The book starts with Sinatra’s upbringing in Hoboken, NJ. In later years, he would talk about his rough childhood, of running with the toughs of the neighborhood, but in truth his family was very well off, perhaps even rich, and he was a bit of a dandy running around with lots of fancy clothes and money to spend. His mom was the town abortionist! Sinatra’s Italian roots are discussed in detail, so when he marries a nice Italian girl, it makes sense. At the time, his singing career was starting to take off, and he was a horrible husband, picking up girls left and right to have sex with as often as possible. He had several children with his first wife, Nancy, but ultimately the marriage didn’t last, even though she spent her days pining for him, thinking he’d come back to her. He left her for the actress Ava Gardner, his one true love. They fought like crazy, but were passionate about each other. Ultimately, however, their marriage couldn’t stand up to the craziness and it disintegrated, leaving Sinatra tortured for the rest of his life. He married a few more times after Ava, but kept pictures of her all over his house.
His manager really arranged things so that Sinatra was promoted brilliantly, ultimately becoming the number one singer in America on the strength of the “bobby soxer” teenage girls who went absolutely nuts when they saw him, many even passing out at his concerts. It was weird to read about.
A lot of the book deals with his relations with the Mafia. He was really drawn to the Mob, and became good friends with many important mobsters. Because of this, he was subpoenaed to testify before various committees and would outright lie about ever knowing any of them, even though there were countless eyewitnesses to them setting up singing deals for him, for their exchanging gifts, for all sorts of stuff.

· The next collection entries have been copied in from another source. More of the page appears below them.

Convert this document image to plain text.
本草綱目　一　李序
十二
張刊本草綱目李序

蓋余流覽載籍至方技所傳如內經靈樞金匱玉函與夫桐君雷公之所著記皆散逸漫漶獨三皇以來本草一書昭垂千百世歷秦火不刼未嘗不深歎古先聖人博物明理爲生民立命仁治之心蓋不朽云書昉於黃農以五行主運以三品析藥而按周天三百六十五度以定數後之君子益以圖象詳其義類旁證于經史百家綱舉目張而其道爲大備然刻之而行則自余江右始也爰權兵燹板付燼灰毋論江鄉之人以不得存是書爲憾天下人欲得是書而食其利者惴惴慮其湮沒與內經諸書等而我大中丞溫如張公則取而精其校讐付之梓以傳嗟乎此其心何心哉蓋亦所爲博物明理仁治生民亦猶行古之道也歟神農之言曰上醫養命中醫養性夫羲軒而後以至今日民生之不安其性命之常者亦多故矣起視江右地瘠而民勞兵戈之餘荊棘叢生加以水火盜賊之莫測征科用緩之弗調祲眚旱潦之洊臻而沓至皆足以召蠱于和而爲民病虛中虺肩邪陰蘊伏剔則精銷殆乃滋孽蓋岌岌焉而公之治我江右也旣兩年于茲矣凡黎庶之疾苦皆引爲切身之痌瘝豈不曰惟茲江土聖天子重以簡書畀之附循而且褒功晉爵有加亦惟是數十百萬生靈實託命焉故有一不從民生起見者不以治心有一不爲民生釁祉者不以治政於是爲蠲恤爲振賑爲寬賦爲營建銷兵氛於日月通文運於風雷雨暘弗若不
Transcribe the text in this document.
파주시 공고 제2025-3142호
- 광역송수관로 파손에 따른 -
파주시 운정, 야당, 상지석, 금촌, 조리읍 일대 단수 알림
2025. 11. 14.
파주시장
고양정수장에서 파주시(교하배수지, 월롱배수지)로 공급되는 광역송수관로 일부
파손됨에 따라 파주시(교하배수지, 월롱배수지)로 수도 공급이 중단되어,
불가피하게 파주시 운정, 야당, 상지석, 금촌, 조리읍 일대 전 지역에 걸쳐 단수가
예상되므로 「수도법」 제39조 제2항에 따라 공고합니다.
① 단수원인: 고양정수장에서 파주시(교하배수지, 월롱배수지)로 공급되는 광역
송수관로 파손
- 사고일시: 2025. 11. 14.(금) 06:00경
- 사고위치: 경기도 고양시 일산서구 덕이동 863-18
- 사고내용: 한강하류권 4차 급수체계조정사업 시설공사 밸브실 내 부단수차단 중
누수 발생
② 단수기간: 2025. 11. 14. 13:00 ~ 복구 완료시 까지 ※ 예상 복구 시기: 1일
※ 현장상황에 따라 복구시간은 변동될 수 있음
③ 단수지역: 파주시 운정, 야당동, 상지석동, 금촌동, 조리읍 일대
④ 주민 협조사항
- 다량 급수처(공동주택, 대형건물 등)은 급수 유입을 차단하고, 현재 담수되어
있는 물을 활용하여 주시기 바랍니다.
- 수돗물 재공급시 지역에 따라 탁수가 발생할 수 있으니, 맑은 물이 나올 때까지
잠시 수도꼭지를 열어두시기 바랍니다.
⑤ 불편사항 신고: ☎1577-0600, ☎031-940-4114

And Frank had the temper to beat all tempers! Wow, that was something to read about. He hated the press and would threaten them, even having some beaten up by his bodyguards. He hated a lot of people and would rip anyone who ever dared criticize him, especially in print. He held grudges for life, and was just a total dick. I hated him when I read this book, which is sad because I’ve enjoyed his music for so many years. He told raunchy jokes in his acts and would savage writers and others in these same acts. Frankly, I have no idea why so many people put up with his crap over the years.
He turned from a Kennedy loving liberal to a Reagan loving conservative, and the author never really gives us a clear indication why. It just happened.
His movies are also treated in the book, although perhaps more emphasis is put on his bad movies than his good ones. Whatever the case, he was a jerk to work with and wouldn’t rehearse, if at all, more than once. Perhaps that’s why he was so bad in so many movies….
He sued to have this book stopped from being published, but he lost, so I’d guess that much of what this book asserts is probably true. If so, Sinatra was the devil and I’ve lost all respect for him, which is a pity. Recommended if you want an interesting behind the scenes look at Sinatra.